Ciliegina sulla torta. Sono 20 anni che si auspica che la scuola prenda sul serio la rivoluzione digitale per la qualità degli apprendimenti. Bill Clinton disse che diffidare di questo principio significava soltanto «voler inchiodare la gelatina ad un muro». Il ministro Moratti, nel 2001, lo prese sul serio e lo propose come una delle sue famose tre I (Internet, Impresa, Inglese). Fu seppellita dagli improperi. Per 15 anni il tema si è inabissato. Il covid lo ha, però, resuscitato a livello di massa.

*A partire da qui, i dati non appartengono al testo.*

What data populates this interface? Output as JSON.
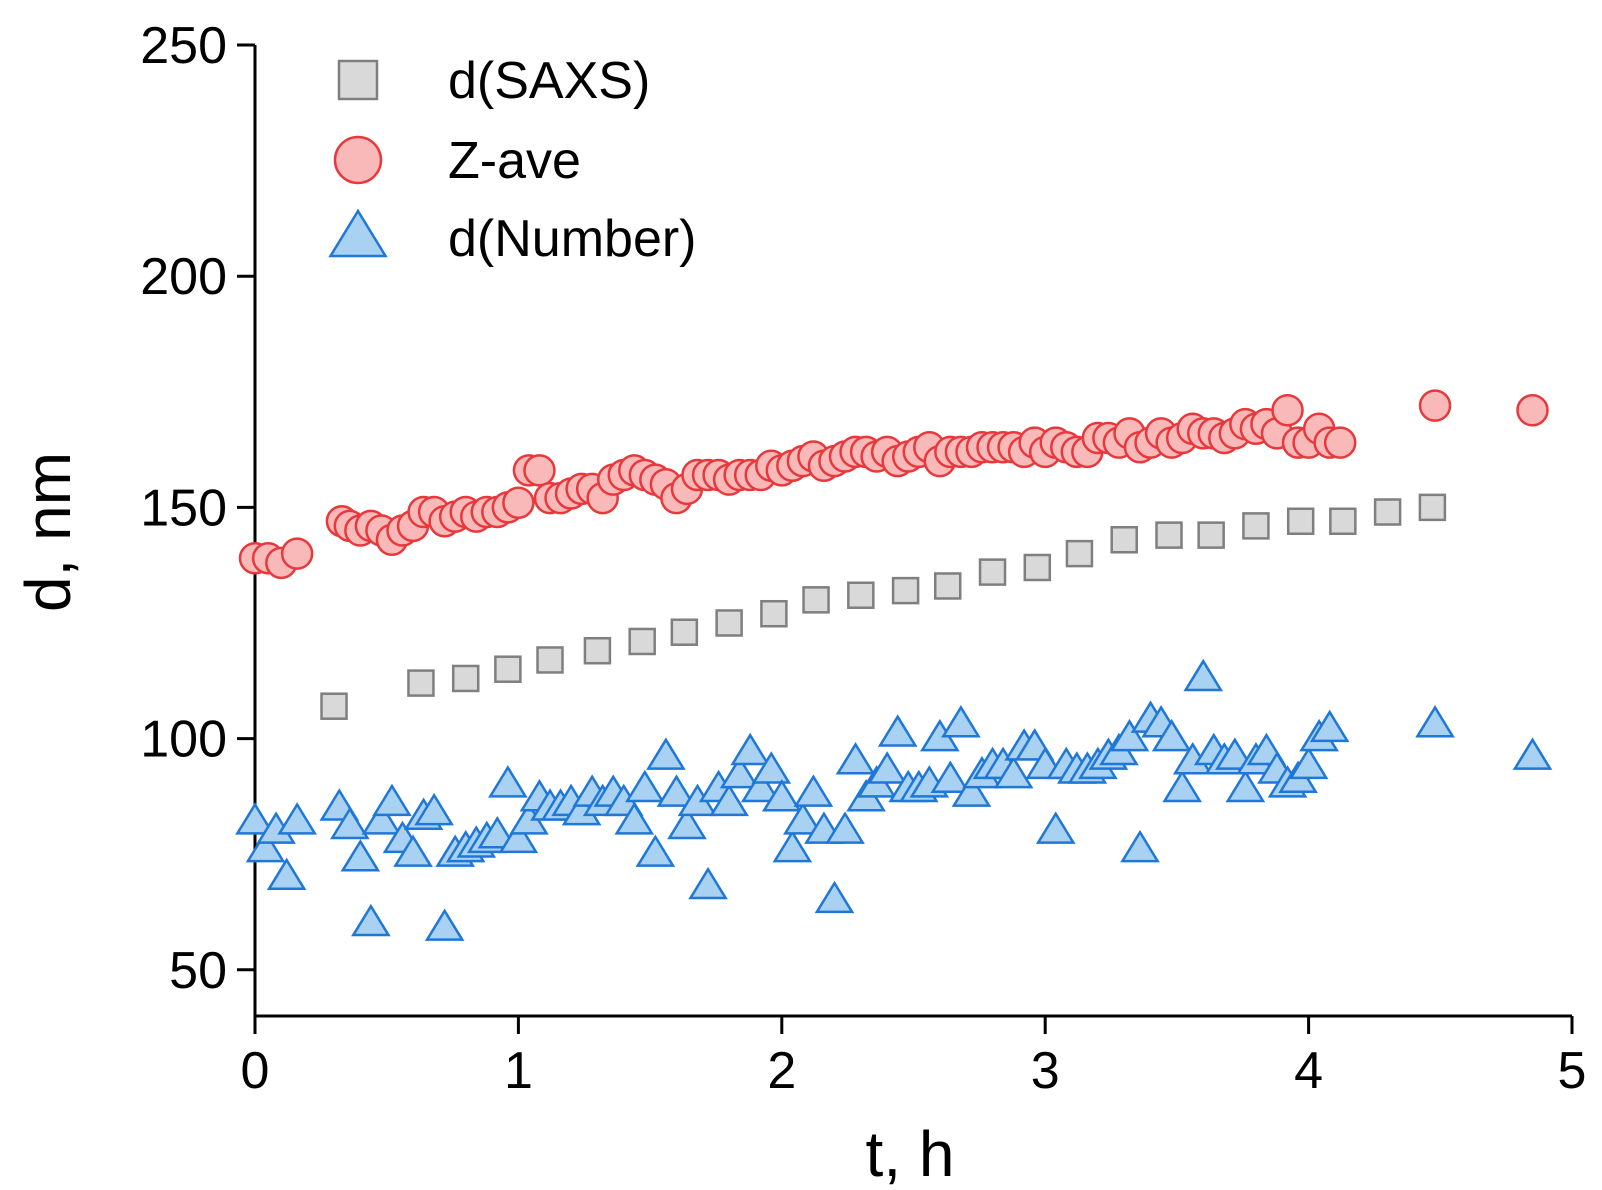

Solo che il Decreto Ministeriale n. 89/2020 prevede che «La didattica digitale integrata (DDI), intesa come metodologia innovativa di insegnamento-apprendimento, è rivolta a tutti gli studenti della scuola secondaria di II grado, come modalità didattica complementare che integra la tradizionale esperienza di scuola in presenza». Da un lato, quindi, esclude il ricorso alla DDI per gli alunni dei gradi scolastici inferiori anche nei casi di sospensione delle attività didattiche per Covid (ma per fortuna le scuole sono ragionevoli e disobbediscono). Dall’altro, però, porta il più insidioso attacco finora registrato alla portata didatticamente innovativa del digitale. Infatti, prevedendo alcuni docenti e studenti in aula, in presenza, e altri a distanza, suggerisce che i due gruppi di studenti possano ricevere lo stesso insegnamento. Basta la prossemica, per non farla lunga con altre scienze anche molto più accreditate, per sapere che se la didattica dell’aula reale in presenza si estende anche a quella digitale a distanza, stiamo sbagliando strada, danneggiando la qualità dell’istruzione e aumentando le disuguaglianze già inaccettabili, al posto di diminuirle. Nella scuola in presenza c’è distanza tra gli studenti e il professore (che da una postazione privilegiata, spesso ancora su pedana, insegna), distanza tra studente e studente (che possono comunicare tra di loro solo quando lo stabilisce il docente), distanza tra l’esigua porzione di mondo che esiste all’interno dell’aula scolastica e il resto del mondo, al di fuori dell’aula (il sociale, il mondo del lavoro, gli amici…). L’esatto contrario della prossemica che deve reggere invece il digitale. Ma tanto per il ministero le contraddizioni non esistono. Sono inventate. Amen. Buon per lui, ma certo non per un investimento serio sulla scuola del futuro.